The Semantic-Phonetic Preference tasks were used in several studies, and bilingual and monolingual children’s ability to focus on semanitc similarity rather than phonetic similarity was compared. The bilinguals in Ianco-Wrrall (1972) and Ben-Zeev’s (1977) studies were found to give more semantic responses than phonetic responses. Ianco-Worall argued that this preference shows that the child is more able to focus on the meaning and is not tied to the form of the words.

Other studies of semantic awareness look at the children’s ability to form semantic hierarchy and organize objects into superordinate or subordinate categories. There is some evidence (Cummins 1978) to show that bilinguals may have some advantage in this kind of mental organization.

Threshold Hypothesis

Cummins attempted to resolve inconsistencies in this area by proposing that lower levels of proficiency attained could explain in the lack of advantage found for some bilingual populations. In his hypothesis, 

Cummins proposed two thresholds of language competence. He argued that to avoid negative effects form bilingualism, the lower threshold must be attained. The cognitive growth of children who fail to reach the first threshold will be adversely affected. Those who attain the second threshold will enjoy the enhancing effects of bilingualism. 
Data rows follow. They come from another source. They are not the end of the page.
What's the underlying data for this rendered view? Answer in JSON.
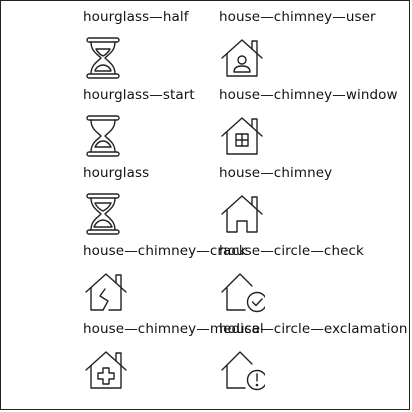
{
  "icons": [
    {
      "label": "hourglass—half",
      "icon": "hourglass-half-icon"
    },
    {
      "label": "house—chimney—user",
      "icon": "house-chimney-user-icon"
    },
    {
      "label": "hourglass—start",
      "icon": "hourglass-start-icon"
    },
    {
      "label": "house—chimney—window",
      "icon": "house-chimney-window-icon"
    },
    {
      "label": "hourglass",
      "icon": "hourglass-icon"
    },
    {
      "label": "house—chimney",
      "icon": "house-chimney-icon"
    },
    {
      "label": "house—chimney—crack",
      "icon": "house-chimney-crack-icon"
    },
    {
      "label": "house—circle—check",
      "icon": "house-circle-check-icon"
    },
    {
      "label": "house—chimney—medical",
      "icon": "house-chimney-medical-icon"
    },
    {
      "label": "house—circle—exclamation",
      "icon": "house-circle-exclamation-icon"
    }
  ]
}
The main problem with the Threshold theory is the difficulty in establishing these thresholds in concrete terms. Given the opaqueness of the concept, the Threshold theory cannot be clearly defined or empirically tested.
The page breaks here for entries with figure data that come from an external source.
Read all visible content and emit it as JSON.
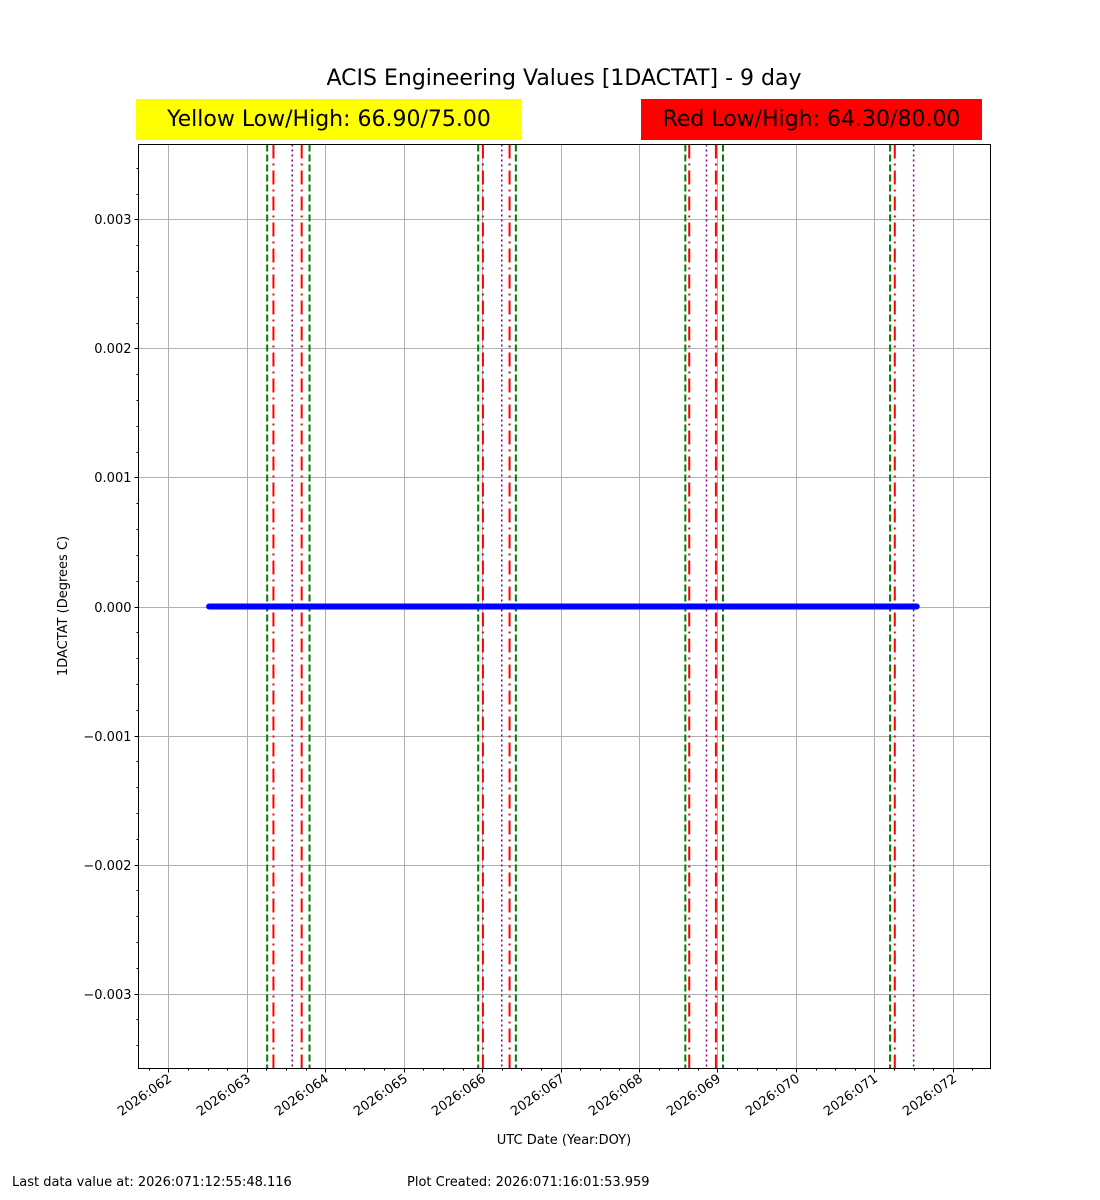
{
  "header": {
    "title": "ACIS Engineering Values [1DACTAT] - 9 day",
    "yellow_limits": "Yellow Low/High: 66.90/75.00",
    "red_limits": "Red Low/High: 64.30/80.00"
  },
  "footer": {
    "last_data": "Last data value at: 2026:071:12:55:48.116",
    "plot_created": "Plot Created: 2026:071:16:01:53.959"
  },
  "colors": {
    "series": "#0000ff",
    "green_lines": "#008000",
    "red_lines": "#ff0000",
    "purple_lines": "#800080",
    "yellow_badge": "#ffff00",
    "red_badge": "#ff0000",
    "grid": "#b0b0b0"
  },
  "chart_data": {
    "type": "line",
    "title": "ACIS Engineering Values [1DACTAT] - 9 day",
    "xlabel": "UTC Date (Year:DOY)",
    "ylabel": "1DACTAT (Degrees C)",
    "x_tick_labels": [
      "2026:062",
      "2026:063",
      "2026:064",
      "2026:065",
      "2026:066",
      "2026:067",
      "2026:068",
      "2026:069",
      "2026:070",
      "2026:071",
      "2026:072"
    ],
    "x_range": [
      "2026:061.62",
      "2026:072.48"
    ],
    "ylim": [
      -0.00358,
      0.00358
    ],
    "y_ticks": [
      -0.003,
      -0.002,
      -0.001,
      0.0,
      0.001,
      0.002,
      0.003
    ],
    "y_tick_labels": [
      "−0.003",
      "−0.002",
      "−0.001",
      "0.000",
      "0.001",
      "0.002",
      "0.003"
    ],
    "grid": true,
    "series": [
      {
        "x": [
          "2026:062.52",
          "2026:071.54"
        ],
        "y": [
          0.0,
          0.0
        ]
      }
    ],
    "vertical_lines": {
      "green_dashed": [
        "2026:063.26",
        "2026:063.80",
        "2026:065.95",
        "2026:066.43",
        "2026:068.59",
        "2026:069.07",
        "2026:071.20"
      ],
      "red_dashdot": [
        "2026:063.34",
        "2026:063.70",
        "2026:066.01",
        "2026:066.35",
        "2026:068.64",
        "2026:068.98",
        "2026:071.26"
      ],
      "purple_dotted": [
        "2026:063.58",
        "2026:066.25",
        "2026:068.86",
        "2026:071.50"
      ]
    }
  }
}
Analysis and Control Hypothesis

The central thesis in Bialystok’s (2001a) proposal is that the enhanced metalinguisitc awareness effect operates differently for different linguistic structures. She argues that bilingualism does not have a general effect on a domain of knowledge such as metalinguistic awareness.  Rather, the effect is on the underlying cognitive processes that are activated in different tasks.

By focusing o the different task demands, Bialystok (1998) proposed a model whereby bilinguals , irrespective of their degree of bilingualism, may be more advantaged at tasks which place great demands on the control of linguistic processing. However, bilinguals who had attained high levels of proficiency in both languages are also advantaged at tasks that require more analyzed linguistic knowledge. Bialystok identified tow cognitive process, control of attention and analysis of representational structure, which she argues are able to explain the demands in the task. In tasks requiring higher levels of analysis, participants use their knowledge to work out relationships between concepts and ideas, while tasks requiring higher levels of control, participants are required to attend to some features while ignoring or inhibiting their responses to other distracting features.